Five years? That seems like a horrendously long time. I don’t want to spend five years apart from the love of my life. And I kind of don’t want to be a demon either—it goes against everything I believe. But I guess, if I can be involved in the justice side of things and not the torture side, it could work. I’d be with Apollyon, forever.
Wait a second—oh god. If we’re apart for five years, he’ll be a mindless, warped dragon-monster by the time I return to him.
I look at Rath desperately, intently, willing him to understand the stakes here.
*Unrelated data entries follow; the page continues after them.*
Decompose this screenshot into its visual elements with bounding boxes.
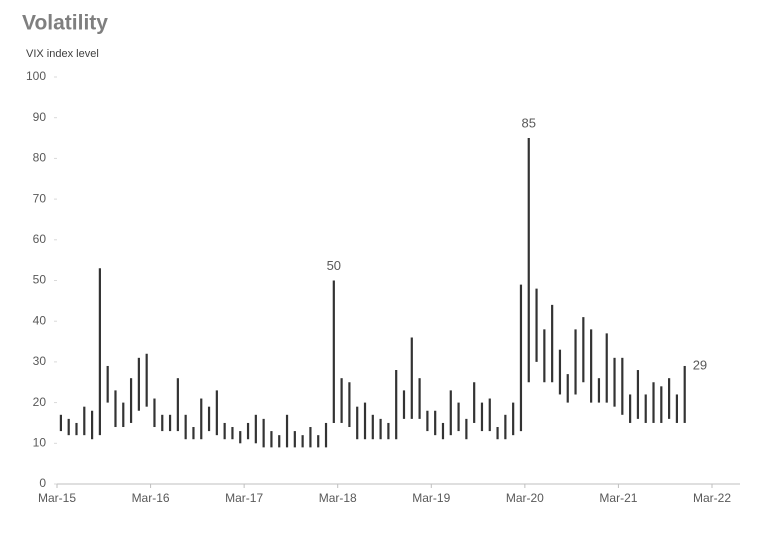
y-tick-label: 90 (33, 110, 47, 124)
x-tick-label: Mar-20 (506, 491, 544, 505)
y-tick-label: 80 (33, 151, 47, 165)
y-tick-label: 60 (33, 232, 47, 246)
annotation: 29 (693, 357, 707, 372)
y-tick-label: 40 (33, 313, 47, 327)
y-tick-label: 100 (26, 69, 46, 83)
y-tick-label: 50 (33, 273, 47, 287)
x-tick-label: Mar-17 (225, 491, 263, 505)
annotation: 85 (522, 115, 536, 130)
annotation: 50 (327, 258, 341, 273)
y-tick-label: 10 (33, 435, 47, 449)
chart-subtitle: VIX index level (26, 48, 99, 60)
x-tick-label: Mar-19 (412, 491, 450, 505)
chart-title: Volatility (22, 12, 108, 35)
y-tick-label: 70 (33, 191, 47, 205)
y-tick-label: 20 (33, 395, 47, 409)
x-tick-label: Mar-16 (132, 491, 170, 505)
x-tick-label: Mar-15 (38, 491, 76, 505)
x-tick-label: Mar-22 (693, 491, 731, 505)
x-tick-label: Mar-18 (319, 491, 357, 505)
x-tick-label: Mar-21 (599, 491, 637, 505)
y-tick-label: 30 (33, 354, 47, 368)
y-tick-label: 0 (39, 476, 46, 490)
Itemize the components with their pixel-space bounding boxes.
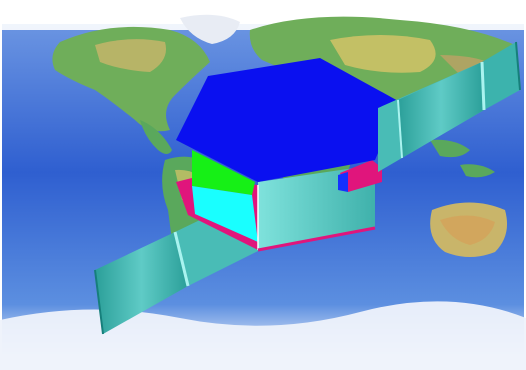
arctic-fade [0, 0, 526, 30]
central-america [140, 120, 172, 154]
antarctica [0, 301, 526, 370]
right-solar-panel [378, 41, 521, 172]
satellite [94, 41, 521, 335]
satellite-body [176, 150, 382, 252]
southeast-asia [430, 139, 470, 158]
north-america [52, 26, 210, 132]
hexagon-top [176, 58, 400, 182]
greenland [180, 14, 240, 45]
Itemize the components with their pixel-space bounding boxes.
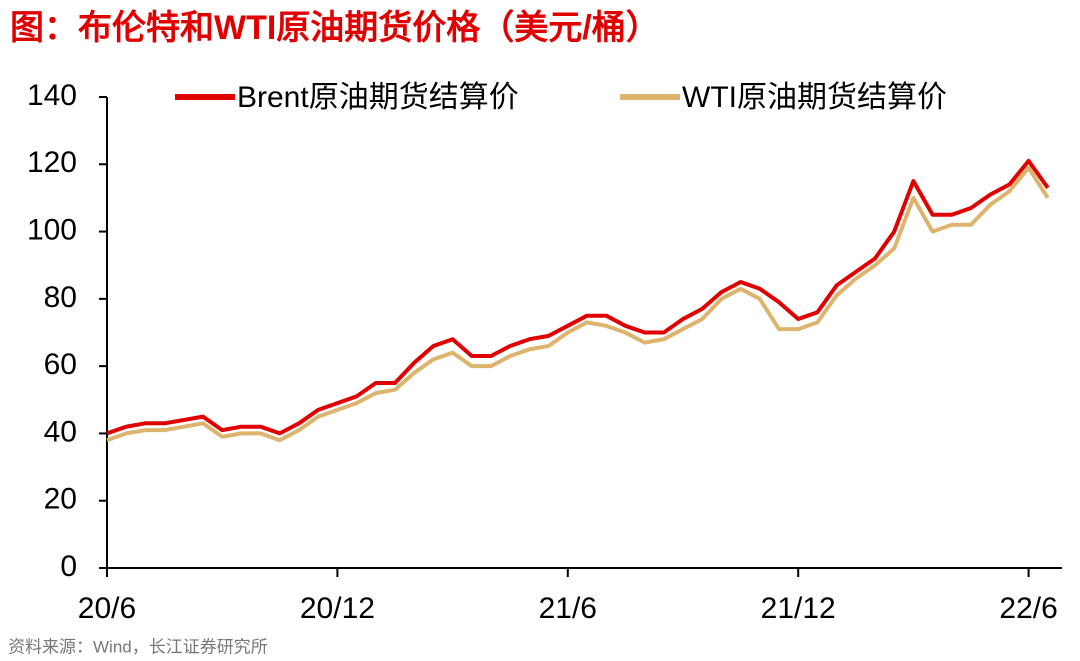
x-tick-label: 21/12 — [761, 592, 836, 625]
legend-label: WTI原油期货结算价 — [682, 81, 947, 114]
x-tick-label: 21/6 — [539, 592, 597, 625]
x-tick-label: 22/6 — [999, 592, 1057, 625]
y-tick-label: 100 — [27, 213, 77, 246]
y-tick-label: 20 — [44, 483, 77, 516]
y-tick-label: 120 — [27, 146, 77, 179]
y-tick-label: 60 — [44, 348, 77, 381]
x-tick-label: 20/12 — [300, 592, 375, 625]
x-tick-label: 20/6 — [78, 592, 136, 625]
y-tick-label: 40 — [44, 415, 77, 448]
legend-label: Brent原油期货结算价 — [237, 81, 519, 114]
source-note: 资料来源：Wind，长江证券研究所 — [8, 637, 268, 656]
y-tick-label: 80 — [44, 281, 77, 314]
series-line — [106, 165, 1050, 443]
y-tick-label: 140 — [27, 79, 77, 112]
series-line — [106, 158, 1050, 436]
chart-title: 图：布伦特和WTI原油期货价格（美元/桶） — [10, 8, 660, 47]
y-tick-label: 0 — [60, 550, 77, 583]
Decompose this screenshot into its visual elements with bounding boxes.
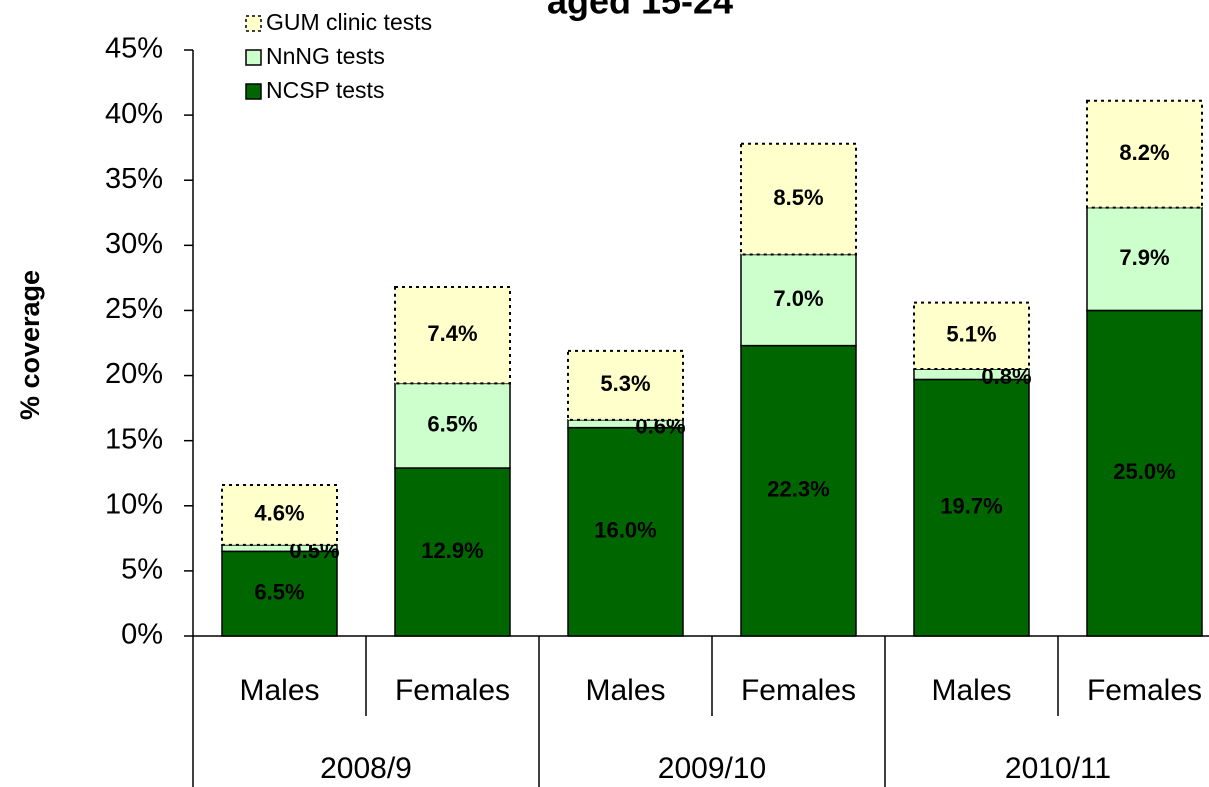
x-tick-label: Females <box>741 674 856 707</box>
group-label: 2009/10 <box>658 752 766 785</box>
legend-label: GUM clinic tests <box>266 9 432 35</box>
y-tick-label: 15% <box>105 423 163 455</box>
y-tick-label: 25% <box>105 293 163 325</box>
value-label: 8.5% <box>773 185 823 210</box>
bar-segment <box>1086 99 1203 209</box>
legend-label: NCSP tests <box>266 77 384 103</box>
bar-segment <box>221 550 338 637</box>
bar-segment <box>567 426 684 637</box>
bar-segment <box>1086 309 1203 637</box>
bar-segment <box>740 344 857 637</box>
value-label: 5.3% <box>600 371 650 396</box>
bar-segment <box>394 467 511 637</box>
legend-label: NnNG tests <box>266 43 385 69</box>
value-label: 5.1% <box>946 322 996 347</box>
y-tick-label: 45% <box>105 33 163 65</box>
value-label: 6.5% <box>254 579 304 604</box>
group-label: 2008/9 <box>320 752 412 785</box>
y-tick-label: 40% <box>105 98 163 130</box>
group-label: 2010/11 <box>1005 752 1111 785</box>
bar-segment <box>394 286 511 385</box>
y-tick-label: 30% <box>105 228 163 260</box>
chart-title: aged 15-24 <box>547 0 733 22</box>
value-label: 22.3% <box>767 477 829 502</box>
y-tick-label: 10% <box>105 488 163 520</box>
value-label: 7.4% <box>427 321 477 346</box>
y-tick-label: 5% <box>121 554 163 586</box>
value-label: 7.0% <box>773 286 823 311</box>
value-label: 16.0% <box>594 518 656 543</box>
y-axis-label: % coverage <box>15 270 45 420</box>
x-tick-label: Males <box>585 674 665 707</box>
bar-segment <box>740 253 857 347</box>
y-tick-label: 35% <box>105 163 163 195</box>
value-label: 12.9% <box>421 538 483 563</box>
value-label: 6.5% <box>427 412 477 437</box>
value-label: 7.9% <box>1119 245 1169 270</box>
legend-swatch <box>245 83 262 100</box>
value-label: 8.2% <box>1119 140 1169 165</box>
bar-segment <box>394 382 511 469</box>
y-tick-label: 20% <box>105 358 163 390</box>
x-tick-label: Females <box>395 674 510 707</box>
legend-swatch <box>245 15 262 32</box>
bar-segment <box>913 301 1030 371</box>
bar-segment <box>740 142 857 256</box>
legend-swatch <box>245 49 262 66</box>
bar-segment <box>567 349 684 421</box>
y-tick-label: 0% <box>121 619 163 651</box>
value-label: 25.0% <box>1113 459 1175 484</box>
x-tick-label: Males <box>931 674 1011 707</box>
value-label: 4.6% <box>254 501 304 526</box>
x-tick-label: Males <box>239 674 319 707</box>
bar-segment <box>221 483 338 546</box>
x-tick-label: Females <box>1087 674 1202 707</box>
bar-segment <box>1086 206 1203 312</box>
value-label: 19.7% <box>940 494 1002 519</box>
Demanding that he do right by me this time, and tell everyone what he knows of Apollyon’s decline.
Slowly, stiffly, Rath rises. “My eminent lords, if I may. I have some information pertinent to this judgment.”
Rath explains what he has witnessed of Apollyon’s deterioration, his involuntary shape-shifting, and the loss of speech on the last night the dragon was with me. He pulls up the video clips on his phone, throwing them onto a screen on the board room wall so everyone can see them.